Literary Review

A History Of Robotic Musical Instruments
This academic article, from the University of Victoria's Music Intelligence and Sound Technology Interdisciplinary Center (MISTIC) explores the concept of automatic mechanical instruments through history. It describes what elements of acoustics, electrics, programming, and mechanical design are important in building a wide variety of robotic instruments, from percussion to string to wind instruments. In the Wind Robots section of the article, The Mubot, a robot designed by Makoto Kajititani in Japan and developed at Waseda University, which preforms the clarinet and Roger Dannenberg's pneumatic bagpipes, developed in 2004 by Dannenberg and his team at Carnegie Mellon are two examples of self-actuated wind instruments mentioned in the article.

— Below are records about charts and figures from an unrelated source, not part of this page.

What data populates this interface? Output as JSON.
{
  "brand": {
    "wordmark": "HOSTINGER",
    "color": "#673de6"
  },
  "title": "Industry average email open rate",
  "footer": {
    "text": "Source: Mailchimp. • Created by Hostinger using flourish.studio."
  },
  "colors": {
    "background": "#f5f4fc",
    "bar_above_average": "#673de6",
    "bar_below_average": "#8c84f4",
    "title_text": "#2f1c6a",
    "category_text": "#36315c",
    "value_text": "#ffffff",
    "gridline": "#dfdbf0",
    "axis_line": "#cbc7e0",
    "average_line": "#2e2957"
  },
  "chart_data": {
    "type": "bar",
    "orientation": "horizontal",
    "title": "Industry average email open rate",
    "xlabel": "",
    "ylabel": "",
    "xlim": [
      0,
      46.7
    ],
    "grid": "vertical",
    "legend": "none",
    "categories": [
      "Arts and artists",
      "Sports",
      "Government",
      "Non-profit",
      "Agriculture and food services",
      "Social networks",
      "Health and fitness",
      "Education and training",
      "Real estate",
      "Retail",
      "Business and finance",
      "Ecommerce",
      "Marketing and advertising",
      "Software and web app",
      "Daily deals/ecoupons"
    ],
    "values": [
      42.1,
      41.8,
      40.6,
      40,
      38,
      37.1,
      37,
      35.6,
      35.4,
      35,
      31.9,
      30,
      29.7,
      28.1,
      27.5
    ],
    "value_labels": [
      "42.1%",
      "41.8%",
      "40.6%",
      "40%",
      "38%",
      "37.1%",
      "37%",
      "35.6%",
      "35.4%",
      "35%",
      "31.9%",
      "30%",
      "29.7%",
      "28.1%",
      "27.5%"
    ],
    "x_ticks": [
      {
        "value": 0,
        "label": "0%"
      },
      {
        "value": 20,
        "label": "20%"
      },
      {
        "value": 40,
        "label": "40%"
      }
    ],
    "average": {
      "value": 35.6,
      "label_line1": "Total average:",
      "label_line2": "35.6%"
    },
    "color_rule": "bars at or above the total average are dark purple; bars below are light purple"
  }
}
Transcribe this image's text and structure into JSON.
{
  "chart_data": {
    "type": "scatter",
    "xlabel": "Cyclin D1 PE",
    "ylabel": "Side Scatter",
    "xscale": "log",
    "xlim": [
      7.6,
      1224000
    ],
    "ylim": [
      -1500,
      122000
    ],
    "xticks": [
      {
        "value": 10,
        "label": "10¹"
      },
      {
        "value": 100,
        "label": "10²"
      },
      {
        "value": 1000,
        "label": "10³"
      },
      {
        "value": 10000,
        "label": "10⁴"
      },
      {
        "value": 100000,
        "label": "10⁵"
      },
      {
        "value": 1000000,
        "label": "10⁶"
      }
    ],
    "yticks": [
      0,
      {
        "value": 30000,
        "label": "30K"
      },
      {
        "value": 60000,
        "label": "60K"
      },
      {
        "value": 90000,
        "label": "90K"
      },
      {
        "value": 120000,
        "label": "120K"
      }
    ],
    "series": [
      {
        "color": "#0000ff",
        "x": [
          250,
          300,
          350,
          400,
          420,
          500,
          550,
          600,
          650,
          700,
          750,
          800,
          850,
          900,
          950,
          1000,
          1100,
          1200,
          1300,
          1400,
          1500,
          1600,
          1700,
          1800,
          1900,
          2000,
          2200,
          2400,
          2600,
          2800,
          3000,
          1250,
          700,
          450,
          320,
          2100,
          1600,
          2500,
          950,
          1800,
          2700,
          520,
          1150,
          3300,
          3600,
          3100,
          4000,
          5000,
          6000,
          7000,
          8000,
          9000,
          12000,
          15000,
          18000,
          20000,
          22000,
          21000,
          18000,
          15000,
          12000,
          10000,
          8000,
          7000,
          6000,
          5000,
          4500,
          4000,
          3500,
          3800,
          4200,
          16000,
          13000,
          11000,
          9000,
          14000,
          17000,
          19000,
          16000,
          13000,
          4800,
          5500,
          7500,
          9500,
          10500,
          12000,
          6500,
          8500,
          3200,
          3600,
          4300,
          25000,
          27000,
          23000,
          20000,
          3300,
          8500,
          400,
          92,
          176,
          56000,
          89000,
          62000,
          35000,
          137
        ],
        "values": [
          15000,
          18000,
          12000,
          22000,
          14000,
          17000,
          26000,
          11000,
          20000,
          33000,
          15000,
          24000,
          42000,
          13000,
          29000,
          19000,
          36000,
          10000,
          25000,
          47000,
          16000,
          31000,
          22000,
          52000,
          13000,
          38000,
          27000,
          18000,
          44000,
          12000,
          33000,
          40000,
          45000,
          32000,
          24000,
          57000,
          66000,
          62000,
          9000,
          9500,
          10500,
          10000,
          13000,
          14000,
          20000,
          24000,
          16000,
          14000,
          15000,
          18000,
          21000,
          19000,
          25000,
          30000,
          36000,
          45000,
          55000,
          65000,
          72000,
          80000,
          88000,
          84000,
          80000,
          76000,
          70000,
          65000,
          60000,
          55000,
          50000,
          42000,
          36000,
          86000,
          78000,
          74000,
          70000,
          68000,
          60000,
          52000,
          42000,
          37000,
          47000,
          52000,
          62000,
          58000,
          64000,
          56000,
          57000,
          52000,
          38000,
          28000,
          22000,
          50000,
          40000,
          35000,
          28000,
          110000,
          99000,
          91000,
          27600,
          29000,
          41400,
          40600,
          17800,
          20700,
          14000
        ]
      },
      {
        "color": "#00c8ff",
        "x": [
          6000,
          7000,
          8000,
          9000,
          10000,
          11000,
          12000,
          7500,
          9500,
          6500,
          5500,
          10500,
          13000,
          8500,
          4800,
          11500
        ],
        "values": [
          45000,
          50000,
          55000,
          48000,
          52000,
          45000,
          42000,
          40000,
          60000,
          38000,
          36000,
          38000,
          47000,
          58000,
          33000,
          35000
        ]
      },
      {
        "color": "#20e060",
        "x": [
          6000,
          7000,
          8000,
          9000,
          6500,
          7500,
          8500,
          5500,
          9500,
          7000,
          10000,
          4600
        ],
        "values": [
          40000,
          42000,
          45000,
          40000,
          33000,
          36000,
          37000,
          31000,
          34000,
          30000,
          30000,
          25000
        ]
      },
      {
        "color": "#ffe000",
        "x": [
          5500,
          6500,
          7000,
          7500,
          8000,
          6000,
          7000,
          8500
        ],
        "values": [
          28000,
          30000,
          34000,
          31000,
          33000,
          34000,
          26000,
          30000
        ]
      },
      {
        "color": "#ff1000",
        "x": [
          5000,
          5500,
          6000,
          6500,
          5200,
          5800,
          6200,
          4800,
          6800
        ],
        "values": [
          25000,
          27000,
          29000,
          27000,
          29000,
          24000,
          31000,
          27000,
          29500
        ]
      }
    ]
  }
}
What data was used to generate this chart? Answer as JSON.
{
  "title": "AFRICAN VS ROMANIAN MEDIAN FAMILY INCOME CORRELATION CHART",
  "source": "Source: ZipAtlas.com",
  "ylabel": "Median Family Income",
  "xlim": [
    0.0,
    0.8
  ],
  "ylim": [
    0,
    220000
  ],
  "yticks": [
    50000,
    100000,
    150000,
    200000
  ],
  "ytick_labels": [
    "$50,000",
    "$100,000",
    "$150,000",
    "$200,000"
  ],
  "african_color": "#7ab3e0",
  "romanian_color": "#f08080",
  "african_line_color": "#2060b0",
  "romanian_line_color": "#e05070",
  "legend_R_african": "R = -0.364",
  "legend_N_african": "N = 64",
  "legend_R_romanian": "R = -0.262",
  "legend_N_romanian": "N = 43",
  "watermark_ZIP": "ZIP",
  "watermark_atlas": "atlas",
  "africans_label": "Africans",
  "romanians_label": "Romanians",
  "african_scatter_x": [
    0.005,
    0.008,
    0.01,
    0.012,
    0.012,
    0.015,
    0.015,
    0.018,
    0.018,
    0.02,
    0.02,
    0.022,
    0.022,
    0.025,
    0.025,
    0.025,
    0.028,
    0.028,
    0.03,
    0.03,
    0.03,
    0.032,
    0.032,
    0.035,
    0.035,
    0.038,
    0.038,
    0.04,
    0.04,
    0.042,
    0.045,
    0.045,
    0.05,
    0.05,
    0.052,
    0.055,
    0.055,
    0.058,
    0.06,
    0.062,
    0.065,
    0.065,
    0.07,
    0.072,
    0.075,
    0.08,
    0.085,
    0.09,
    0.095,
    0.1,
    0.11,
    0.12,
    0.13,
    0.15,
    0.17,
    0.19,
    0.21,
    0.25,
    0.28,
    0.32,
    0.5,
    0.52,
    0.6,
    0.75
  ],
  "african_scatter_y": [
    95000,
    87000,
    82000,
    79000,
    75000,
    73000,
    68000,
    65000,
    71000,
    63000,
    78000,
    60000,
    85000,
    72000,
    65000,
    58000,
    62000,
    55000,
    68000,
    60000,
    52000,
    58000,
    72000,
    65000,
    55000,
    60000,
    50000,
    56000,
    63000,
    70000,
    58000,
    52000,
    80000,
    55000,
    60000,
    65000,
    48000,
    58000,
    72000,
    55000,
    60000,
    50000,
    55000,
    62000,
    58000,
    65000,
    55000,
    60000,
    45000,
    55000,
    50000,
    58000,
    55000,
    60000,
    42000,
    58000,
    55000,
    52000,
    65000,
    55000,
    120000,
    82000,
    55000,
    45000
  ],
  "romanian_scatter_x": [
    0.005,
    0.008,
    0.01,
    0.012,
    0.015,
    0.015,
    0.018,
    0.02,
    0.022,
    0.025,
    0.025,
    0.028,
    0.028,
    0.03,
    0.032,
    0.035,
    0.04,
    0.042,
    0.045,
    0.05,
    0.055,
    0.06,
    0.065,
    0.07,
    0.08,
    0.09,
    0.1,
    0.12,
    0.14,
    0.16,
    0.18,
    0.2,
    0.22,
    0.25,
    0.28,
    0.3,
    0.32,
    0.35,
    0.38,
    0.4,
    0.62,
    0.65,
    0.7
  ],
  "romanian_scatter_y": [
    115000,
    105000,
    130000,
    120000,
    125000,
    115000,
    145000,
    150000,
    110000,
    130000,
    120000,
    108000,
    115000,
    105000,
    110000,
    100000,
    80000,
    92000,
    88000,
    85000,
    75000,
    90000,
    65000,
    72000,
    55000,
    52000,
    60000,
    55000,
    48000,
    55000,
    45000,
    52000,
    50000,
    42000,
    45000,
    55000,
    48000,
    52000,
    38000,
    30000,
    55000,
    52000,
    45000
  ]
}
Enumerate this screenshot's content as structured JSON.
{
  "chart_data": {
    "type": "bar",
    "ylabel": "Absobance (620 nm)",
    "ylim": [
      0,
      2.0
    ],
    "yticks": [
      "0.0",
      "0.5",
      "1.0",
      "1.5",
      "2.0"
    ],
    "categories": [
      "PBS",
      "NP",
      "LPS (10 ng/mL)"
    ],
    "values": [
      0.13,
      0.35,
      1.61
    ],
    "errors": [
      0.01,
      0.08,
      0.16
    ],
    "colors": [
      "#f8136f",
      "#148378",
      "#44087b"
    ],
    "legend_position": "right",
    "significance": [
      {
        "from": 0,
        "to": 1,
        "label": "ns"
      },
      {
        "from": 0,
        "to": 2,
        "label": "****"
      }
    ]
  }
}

Microtonal Musical Robot: Cornet
In 2008, Dr. Godfried-Willem Raes, a researcher at Ghent University College School of Arts and Logos foundation in the Netherlands, with much experience in building automated musical instruments led a team to automate a cornet. The team mounted the cornet and three solenoids, which controlled the notes, in a frame built specifically for the project. They used a small motor-speaker compressor to provide air flow into the cornet and MIDI software to send notes to the solenoids. 


Controlling A Solenoid Valve With Arduino
This tutorial breaks down programming solenoids with arduinos very simply. While the code shown here is using only one solenoid (Pin 4), we are using 8, so our setup void function and pin definition at the beginning of the code are longer. We also have separate void functions for each of our notes, but the same notation (digitalWrite(solenoidPin, HIGH)) is all the same.